Agora olhava para um dos sóis. A luz não lhe agradou muito, aumentou a intensidade, colocou mais UV e tirou um pouco do amarelo. Achou que melhorou, mas ainda não era isso. O alinhamento dos planetas poderia melhorar, pensou. Essas galáxias também deveriam ser realinhadas. Passou a movê-las, sem chegar a conclusões.
Sentou em seu leito, observou o conjunto todo à distância. Como aquilo era fácil para seu pai e sua irmã? Talvez nunca o terminasse, era o que a mitologia dizia sobre ela. Esse pensamento fez Nila suspirar de desânimo. Não deveria ser isso, ela lembrou que se recusava a acreditar que uma deusa como ela, a terceira mais importante de seu panteão, só abaixo de seu pai, Zardon e sua irmã, Menian. Não poderia estar condenada a crendice estúpida dessas criaturinhas que rezavam para seu pai. Levantou-se, espantando esses pensamentos incômodos. Resolveu caminhar nos jardins celestes, os jardins lhe trariam inspiração. Pelo menos queria acreditar nisso.

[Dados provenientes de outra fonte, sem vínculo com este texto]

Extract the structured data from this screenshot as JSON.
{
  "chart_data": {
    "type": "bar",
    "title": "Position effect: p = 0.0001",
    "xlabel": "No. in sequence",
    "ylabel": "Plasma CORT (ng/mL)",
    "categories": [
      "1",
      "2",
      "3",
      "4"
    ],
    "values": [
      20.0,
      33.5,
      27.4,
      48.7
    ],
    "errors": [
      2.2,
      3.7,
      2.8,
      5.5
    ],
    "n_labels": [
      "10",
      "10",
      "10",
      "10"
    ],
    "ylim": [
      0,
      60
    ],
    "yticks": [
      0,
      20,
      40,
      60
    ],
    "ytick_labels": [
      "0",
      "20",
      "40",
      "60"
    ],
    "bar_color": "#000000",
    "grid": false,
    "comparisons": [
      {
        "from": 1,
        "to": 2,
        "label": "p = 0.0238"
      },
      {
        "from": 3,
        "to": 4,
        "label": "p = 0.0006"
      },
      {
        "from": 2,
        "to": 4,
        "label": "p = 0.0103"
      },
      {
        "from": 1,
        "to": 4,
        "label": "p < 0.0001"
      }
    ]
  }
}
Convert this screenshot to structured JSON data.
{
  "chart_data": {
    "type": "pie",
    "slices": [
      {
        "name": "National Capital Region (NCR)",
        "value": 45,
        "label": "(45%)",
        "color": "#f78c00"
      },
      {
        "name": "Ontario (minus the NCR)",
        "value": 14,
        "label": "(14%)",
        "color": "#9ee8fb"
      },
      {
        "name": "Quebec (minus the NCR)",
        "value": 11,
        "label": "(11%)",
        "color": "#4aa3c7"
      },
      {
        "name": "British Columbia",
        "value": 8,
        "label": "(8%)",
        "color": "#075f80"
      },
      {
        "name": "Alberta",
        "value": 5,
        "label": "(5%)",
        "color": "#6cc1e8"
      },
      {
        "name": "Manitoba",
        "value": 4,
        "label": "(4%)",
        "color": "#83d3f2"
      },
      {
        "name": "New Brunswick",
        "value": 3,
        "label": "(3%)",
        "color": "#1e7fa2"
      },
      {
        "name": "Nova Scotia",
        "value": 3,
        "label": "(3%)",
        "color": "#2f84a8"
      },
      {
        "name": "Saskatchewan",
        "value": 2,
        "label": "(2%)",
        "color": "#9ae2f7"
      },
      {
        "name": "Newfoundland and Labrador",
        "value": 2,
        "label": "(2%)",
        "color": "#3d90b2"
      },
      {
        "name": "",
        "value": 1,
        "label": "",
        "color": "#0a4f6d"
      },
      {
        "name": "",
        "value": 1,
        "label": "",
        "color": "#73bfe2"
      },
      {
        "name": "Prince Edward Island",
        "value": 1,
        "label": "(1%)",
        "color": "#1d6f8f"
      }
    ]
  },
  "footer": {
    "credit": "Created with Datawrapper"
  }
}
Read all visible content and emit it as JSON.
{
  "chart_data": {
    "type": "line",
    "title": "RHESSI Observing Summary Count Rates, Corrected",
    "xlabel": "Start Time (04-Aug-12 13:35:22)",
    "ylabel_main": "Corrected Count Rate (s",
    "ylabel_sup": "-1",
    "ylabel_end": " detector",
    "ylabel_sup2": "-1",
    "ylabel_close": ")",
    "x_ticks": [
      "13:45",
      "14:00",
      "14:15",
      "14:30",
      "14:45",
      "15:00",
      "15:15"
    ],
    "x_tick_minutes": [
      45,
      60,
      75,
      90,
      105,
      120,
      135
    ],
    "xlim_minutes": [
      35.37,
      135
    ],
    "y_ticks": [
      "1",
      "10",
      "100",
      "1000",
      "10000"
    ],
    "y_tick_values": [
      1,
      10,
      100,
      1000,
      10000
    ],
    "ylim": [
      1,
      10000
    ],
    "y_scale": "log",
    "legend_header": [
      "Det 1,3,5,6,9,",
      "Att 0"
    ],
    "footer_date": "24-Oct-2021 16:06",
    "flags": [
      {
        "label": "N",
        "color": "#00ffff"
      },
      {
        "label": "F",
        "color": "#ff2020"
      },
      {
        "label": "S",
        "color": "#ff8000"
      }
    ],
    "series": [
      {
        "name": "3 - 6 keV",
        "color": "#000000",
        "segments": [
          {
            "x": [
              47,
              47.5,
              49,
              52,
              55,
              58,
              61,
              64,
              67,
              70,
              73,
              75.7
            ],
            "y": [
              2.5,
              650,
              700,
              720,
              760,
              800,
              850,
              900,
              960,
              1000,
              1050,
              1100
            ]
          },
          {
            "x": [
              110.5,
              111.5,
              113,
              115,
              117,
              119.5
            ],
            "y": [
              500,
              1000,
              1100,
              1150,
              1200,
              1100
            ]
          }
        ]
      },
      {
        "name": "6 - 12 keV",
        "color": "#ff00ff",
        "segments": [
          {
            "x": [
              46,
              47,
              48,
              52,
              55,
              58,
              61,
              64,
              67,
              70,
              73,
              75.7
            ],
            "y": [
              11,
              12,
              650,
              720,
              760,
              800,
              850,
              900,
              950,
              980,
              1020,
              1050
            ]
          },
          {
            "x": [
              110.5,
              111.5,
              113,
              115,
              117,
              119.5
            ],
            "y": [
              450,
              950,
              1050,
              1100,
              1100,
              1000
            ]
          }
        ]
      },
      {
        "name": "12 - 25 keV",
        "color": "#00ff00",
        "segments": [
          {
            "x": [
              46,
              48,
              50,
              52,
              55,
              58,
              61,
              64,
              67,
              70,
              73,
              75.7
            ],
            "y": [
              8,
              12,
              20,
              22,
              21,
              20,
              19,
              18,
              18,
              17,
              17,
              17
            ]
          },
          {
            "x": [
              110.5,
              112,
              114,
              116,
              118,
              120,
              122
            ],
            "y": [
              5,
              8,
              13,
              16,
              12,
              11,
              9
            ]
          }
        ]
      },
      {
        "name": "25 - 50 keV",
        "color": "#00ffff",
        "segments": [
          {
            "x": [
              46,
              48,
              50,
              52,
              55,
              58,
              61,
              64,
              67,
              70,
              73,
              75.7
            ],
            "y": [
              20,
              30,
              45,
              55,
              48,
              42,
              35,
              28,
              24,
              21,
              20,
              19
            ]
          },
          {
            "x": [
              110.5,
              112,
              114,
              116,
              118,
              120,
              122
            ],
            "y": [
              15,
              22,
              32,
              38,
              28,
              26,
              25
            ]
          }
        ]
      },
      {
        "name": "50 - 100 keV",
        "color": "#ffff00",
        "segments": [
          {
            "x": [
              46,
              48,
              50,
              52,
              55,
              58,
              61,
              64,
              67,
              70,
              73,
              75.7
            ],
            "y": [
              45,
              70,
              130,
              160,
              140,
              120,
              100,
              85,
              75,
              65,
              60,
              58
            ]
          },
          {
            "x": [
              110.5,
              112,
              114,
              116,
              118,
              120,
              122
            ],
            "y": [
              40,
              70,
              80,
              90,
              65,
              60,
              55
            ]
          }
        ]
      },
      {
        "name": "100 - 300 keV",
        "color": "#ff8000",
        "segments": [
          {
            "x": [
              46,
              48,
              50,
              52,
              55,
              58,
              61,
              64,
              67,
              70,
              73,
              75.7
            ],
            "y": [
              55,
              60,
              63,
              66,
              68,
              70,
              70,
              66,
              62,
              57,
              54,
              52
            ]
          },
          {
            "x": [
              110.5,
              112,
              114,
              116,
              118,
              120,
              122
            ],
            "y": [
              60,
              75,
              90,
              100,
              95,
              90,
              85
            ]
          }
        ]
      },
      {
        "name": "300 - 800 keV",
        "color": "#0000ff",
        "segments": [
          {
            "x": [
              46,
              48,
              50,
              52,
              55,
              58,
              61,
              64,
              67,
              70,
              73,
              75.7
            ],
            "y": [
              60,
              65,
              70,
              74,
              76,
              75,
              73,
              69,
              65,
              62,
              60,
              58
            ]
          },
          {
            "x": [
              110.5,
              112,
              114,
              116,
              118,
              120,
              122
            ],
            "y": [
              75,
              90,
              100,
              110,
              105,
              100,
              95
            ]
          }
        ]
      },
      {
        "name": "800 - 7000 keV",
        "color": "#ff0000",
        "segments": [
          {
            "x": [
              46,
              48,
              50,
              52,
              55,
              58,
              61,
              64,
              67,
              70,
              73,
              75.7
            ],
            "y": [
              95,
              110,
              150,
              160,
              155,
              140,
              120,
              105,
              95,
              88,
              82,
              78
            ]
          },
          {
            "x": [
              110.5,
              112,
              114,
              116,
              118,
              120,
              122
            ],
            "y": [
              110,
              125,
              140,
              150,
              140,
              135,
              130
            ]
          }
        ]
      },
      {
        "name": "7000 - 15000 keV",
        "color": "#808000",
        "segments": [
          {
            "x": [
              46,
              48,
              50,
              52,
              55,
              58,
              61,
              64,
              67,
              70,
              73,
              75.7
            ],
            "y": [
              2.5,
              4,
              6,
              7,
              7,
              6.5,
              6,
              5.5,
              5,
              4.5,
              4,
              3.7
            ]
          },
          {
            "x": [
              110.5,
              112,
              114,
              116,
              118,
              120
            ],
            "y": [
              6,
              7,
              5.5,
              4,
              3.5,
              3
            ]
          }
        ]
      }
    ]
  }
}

Caminhou descalça pela grama, o vento balançava seu longo e alinhadíssimo cabelo, observou as árvores, tocou a água da fonte central, observou o voo dos pássaros celestiais. Nada parecíamos agradar ou inspirar. Continuava angustiava.
Sua irmã, Menian, também estava caminhando pelo jardim. Menian era muito diferente de Nila. Era mais baixa, estava sempre com as mãos sujas de terra, argila, tinta ou magma, seu rosto não era feio, mas não se comparava ao rosto perfeito e simétrico de Nila, seus cabelos eram curtos e bagunçados. Talvez a melhor maneira de descrever Menian como um todo era assimétrica.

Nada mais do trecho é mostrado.